On the fourth anniversary of the launch of Opera Mini, Opera today presented its first State of the Mobile Web Report in 2010, taking a close look at the unstoppable global rise of social networking, especially Facebook and Twitter.
Despite only pinning down a small fraction of the browser market share (less than Mozilla Firefox, less than Apple Safari, less than Google Chrome), Opera maintains a strong showing in the mobile sector with Opera Mini, a popular browser on mobile devices used around the world.
Using data tracked from Opera Mini users, the browser maker found that in 2009 Facebook grew by just over 600%, dethroning the ever-popular Russia-based VKontakte as the top social network of the year.
Facebook, which topped 350 million global users in early December, is clearly the world's biggest social network and, based on Opera's data, probably the world's biggest mobile social network as well.
And Facebook knows it.
It seems like every week the company expands, changes, or refines some aspect of its site: this week the company announced its intention to construct a massive data center in Oregon to support the needs of all the network's new and future users.
As to the ever-present question of the public option, two major Facebook investors, Jim Breyer of Accel Partners and Yuri Milner of DST, claimed yesterday that the number one social network in the world has no plans for a 2010 IPO:
"We have permanent capital, we don’t have to return money to investors, so we have unlimited patience," said Milner. "We want to have the vision follow-through.

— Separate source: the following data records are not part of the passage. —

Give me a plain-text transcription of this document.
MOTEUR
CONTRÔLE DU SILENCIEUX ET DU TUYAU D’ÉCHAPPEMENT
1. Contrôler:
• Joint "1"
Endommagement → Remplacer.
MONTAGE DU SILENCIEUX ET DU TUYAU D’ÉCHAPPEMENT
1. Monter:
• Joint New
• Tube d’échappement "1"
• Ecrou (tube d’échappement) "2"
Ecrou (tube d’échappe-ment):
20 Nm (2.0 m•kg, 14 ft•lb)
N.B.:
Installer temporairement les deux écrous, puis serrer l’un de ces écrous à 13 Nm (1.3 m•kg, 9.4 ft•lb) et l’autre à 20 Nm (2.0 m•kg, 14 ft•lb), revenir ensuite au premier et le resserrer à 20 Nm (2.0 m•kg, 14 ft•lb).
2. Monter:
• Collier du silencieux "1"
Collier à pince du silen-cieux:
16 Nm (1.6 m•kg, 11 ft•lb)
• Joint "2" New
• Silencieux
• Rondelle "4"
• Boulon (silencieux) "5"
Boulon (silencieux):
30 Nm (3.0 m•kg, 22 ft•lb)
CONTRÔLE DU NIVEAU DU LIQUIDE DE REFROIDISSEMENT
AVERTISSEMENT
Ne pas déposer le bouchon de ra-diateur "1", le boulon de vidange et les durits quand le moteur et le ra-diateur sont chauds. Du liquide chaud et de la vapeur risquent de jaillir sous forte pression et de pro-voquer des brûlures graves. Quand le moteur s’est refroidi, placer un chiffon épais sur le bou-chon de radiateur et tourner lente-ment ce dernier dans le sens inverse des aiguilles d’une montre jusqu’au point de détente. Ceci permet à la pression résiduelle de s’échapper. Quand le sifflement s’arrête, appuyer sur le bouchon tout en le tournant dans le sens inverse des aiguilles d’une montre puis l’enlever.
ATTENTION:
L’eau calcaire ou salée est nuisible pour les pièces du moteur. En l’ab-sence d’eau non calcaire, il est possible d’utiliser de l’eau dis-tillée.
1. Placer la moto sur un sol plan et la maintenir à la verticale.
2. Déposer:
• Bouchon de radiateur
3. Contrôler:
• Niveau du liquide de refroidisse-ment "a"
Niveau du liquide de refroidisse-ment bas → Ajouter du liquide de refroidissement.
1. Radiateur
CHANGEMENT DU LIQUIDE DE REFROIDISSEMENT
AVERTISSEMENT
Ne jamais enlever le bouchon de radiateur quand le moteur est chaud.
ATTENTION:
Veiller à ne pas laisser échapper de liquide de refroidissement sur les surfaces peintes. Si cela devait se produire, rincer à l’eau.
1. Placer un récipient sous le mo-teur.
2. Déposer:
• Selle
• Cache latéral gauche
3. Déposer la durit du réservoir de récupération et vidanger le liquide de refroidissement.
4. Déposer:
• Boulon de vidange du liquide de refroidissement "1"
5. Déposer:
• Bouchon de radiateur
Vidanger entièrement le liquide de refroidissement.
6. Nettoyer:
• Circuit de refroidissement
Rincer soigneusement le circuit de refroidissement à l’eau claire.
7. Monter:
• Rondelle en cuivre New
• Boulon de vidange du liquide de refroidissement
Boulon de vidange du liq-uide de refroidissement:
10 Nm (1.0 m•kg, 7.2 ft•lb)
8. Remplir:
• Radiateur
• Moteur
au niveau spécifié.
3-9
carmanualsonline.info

It is up to the board and management to make the call."
Zuckerberg couldn't have said it better himself. In fact, when Facebook set up a dual-class stock structure in late November, identical to a move made by Google before it went public in 2004, the company quickly shot down swirling rumors of impending IPO.
The other important bit in Opera's report was Twitter's mobile growth: an almost 3000% spike in users.
Though this really isn't new information for those who have been following Twitter's growth across all avenues, it reaffirms the microblogging site's incredible potential. While the site's growth may have slacked quite a bit towards the tail-end of 2009, the site still has all of 2010 to prove that it can still grow.
Notably, every site on the top ten saw positive growth, except Friendster, which saw a 29% decline in 2009. Curiously, the site was not acquired by online payments company MOL Global until the year was nearly over. Whether the site's decline will continue with its new owners remains to be seen.